Ao longo de algumas gerações, essa circulação produz um quadro novo. Famílias com raízes no norte da Europa formam laços com descendentes de italianos, balcânicos e populações locais da Germânia romana. A composição genética resultante se aproxima, de modo geral, da observada hoje no sul da Alemanha e na Áustria, segundo a comparação com dados de genomas contemporâneos.
Os cientistas também conseguem reconstruir árvores de parentesco a partir dos ossos espalhados pelos cemitérios. O padrão que emerge não é o de clãs fechados ou casamentos entre primos, mas de famílias nucleares, monogâmicas, que evitam uniões consanguíneas. Para Burger, esse comportamento está ligado à expansão do cristianismo e às normas da Igreja sobre casamento, embora traços semelhantes já apareçam em fases anteriores do domínio romano.
Os resultados confrontam diretamente visões nacionalistas e romantizadas sobre a chamada pureza étnica na origem dos povos germânicos. A própria base genética de regiões vistas hoje como berço de identidades nacionais alemãs e austríacas nasce, segundo o estudo, de uma mistura complexa entre militares, migrantes voluntários, escravos libertos e camponeses de várias partes do império.
O impacto vai além do debate identitário.
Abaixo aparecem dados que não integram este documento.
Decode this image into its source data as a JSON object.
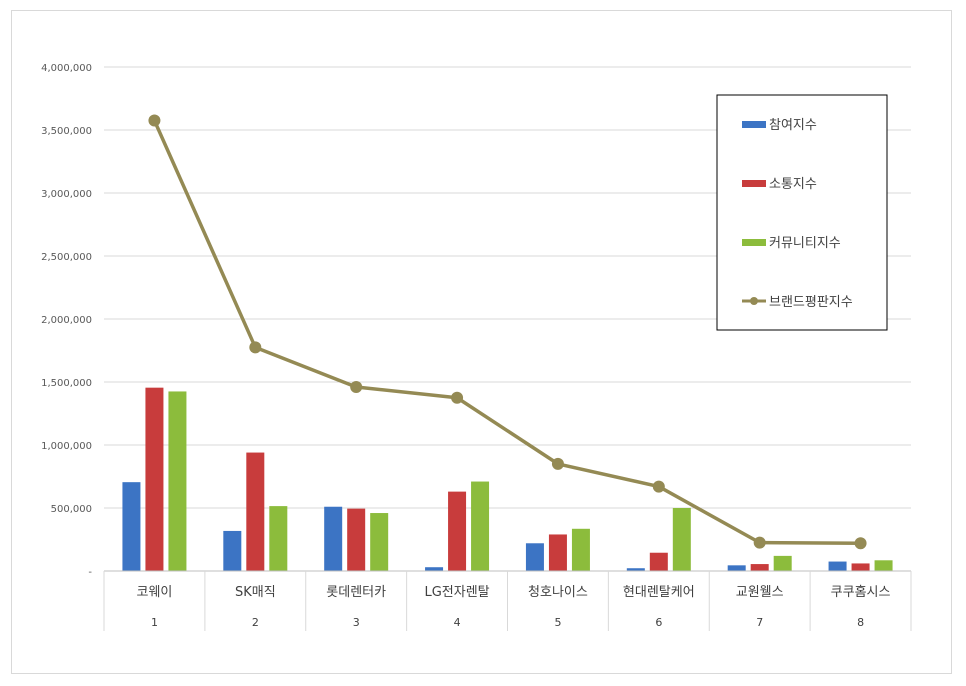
{
  "chart_data": {
    "type": "bar",
    "title": "",
    "xlabel": "",
    "ylabel": "",
    "ylim": [
      0,
      4000000
    ],
    "y_ticks": [
      "-",
      "500,000",
      "1,000,000",
      "1,500,000",
      "2,000,000",
      "2,500,000",
      "3,000,000",
      "3,500,000",
      "4,000,000"
    ],
    "y_tick_values": [
      0,
      500000,
      1000000,
      1500000,
      2000000,
      2500000,
      3000000,
      3500000,
      4000000
    ],
    "categories": [
      "코웨이",
      "SK매직",
      "롯데렌터카",
      "LG전자렌탈",
      "청호나이스",
      "현대렌탈케어",
      "교원웰스",
      "쿠쿠홈시스"
    ],
    "ranks": [
      "1",
      "2",
      "3",
      "4",
      "5",
      "6",
      "7",
      "8"
    ],
    "grid": true,
    "legend_position": "top-right",
    "series": [
      {
        "name": "참여지수",
        "kind": "bar",
        "color": "#3c74c4",
        "values": [
          705000,
          318000,
          510000,
          30000,
          220000,
          22000,
          45000,
          75000
        ]
      },
      {
        "name": "소통지수",
        "kind": "bar",
        "color": "#c83c3c",
        "values": [
          1455000,
          940000,
          495000,
          630000,
          290000,
          145000,
          55000,
          60000
        ]
      },
      {
        "name": "커뮤니티지수",
        "kind": "bar",
        "color": "#8cbc3c",
        "values": [
          1425000,
          515000,
          460000,
          710000,
          335000,
          500000,
          120000,
          85000
        ]
      },
      {
        "name": "브랜드평판지수",
        "kind": "line",
        "color": "#948a54",
        "values": [
          3575000,
          1775000,
          1460000,
          1375000,
          850000,
          670000,
          225000,
          220000
        ]
      }
    ]
  }
}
A pesquisa oferece uma linha do tempo concreta, com datas e perfis genéticos, para a passagem da Antiguidade à Idade Média na Europa Central. Em vez de um corte brusco em 476 d.C., o que aparece é uma transição lenta, marcada por rearranjos sociais, econômicos e familiares ao longo de cerca de 200 anos.
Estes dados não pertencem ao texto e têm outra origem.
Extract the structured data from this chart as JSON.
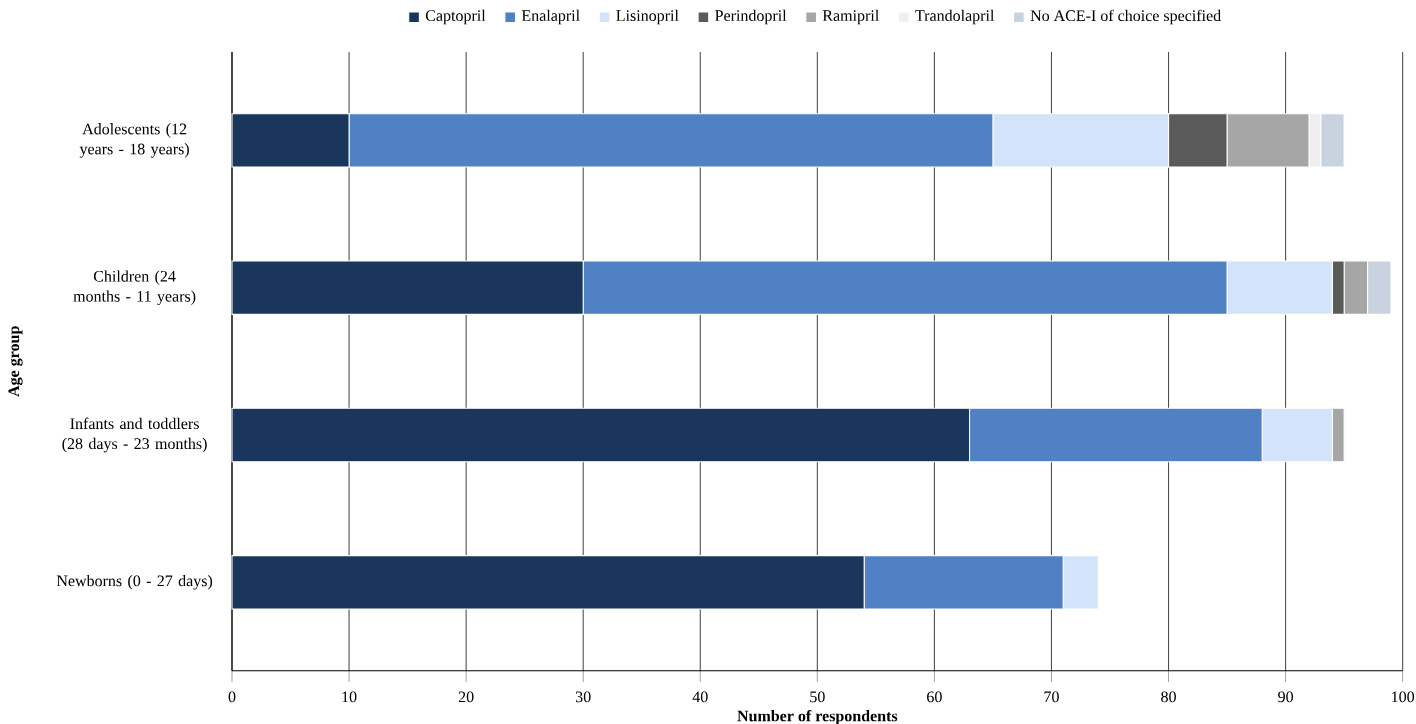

Para escolas, museus e produções audiovisuais que ainda retratam a queda de Roma como um choque violento entre dois blocos homogêneos, o trabalho obriga a revisão de roteiros. A narrativa das “invasões bárbaras” se torna, com os novos dados, uma história de fronteiras porosas, alianças, casamentos e reacomodações.
História reescrita no laboratório
O estudo coordenado por Burger inaugura uma fase mais precisa na análise das migrações da Antiguidade Tardia. A combinação de genômica de alta resolução, química dos ossos e leitura crítica de fontes históricas transforma cemitérios em arquivos completos de mobilidade, parentesco e mistura cultural.
Os autores defendem que abordagens semelhantes podem ser aplicadas a outras fronteiras antigas, do norte da África às margens do Eufrates. A expectativa é que novos bancos de dados, com milhares de genomas de diferentes períodos, ajudem a rastrear a formação genética de outras populações europeias e do Mediterrâneo, preenchendo lacunas entre a era romana e a Idade Média plena.
Os resultados também devem alimentar debates atuais sobre migração e identidade na Europa. Ao mostrar que a base genética do continente nasce em meio a deslocamentos intensos e miscigenação, o estudo oferece um contraponto empírico a discursos que defendem fronteiras fechadas e homogeneidade cultural como norma histórica.
As próximas etapas incluem ampliar o recorte geográfico para outras províncias romanas e integrar dados de mais períodos, anteriores ao século 5 e posteriores ao século 7. A pergunta que se impõe, a partir de agora, é até que ponto o modelo revelado nas margens do Reno e do Danúbio se repete em outras bordas do antigo império – e quanto da história das identidades europeias ainda está guardado, silencioso, nos ossos enterrados sob nossos pés.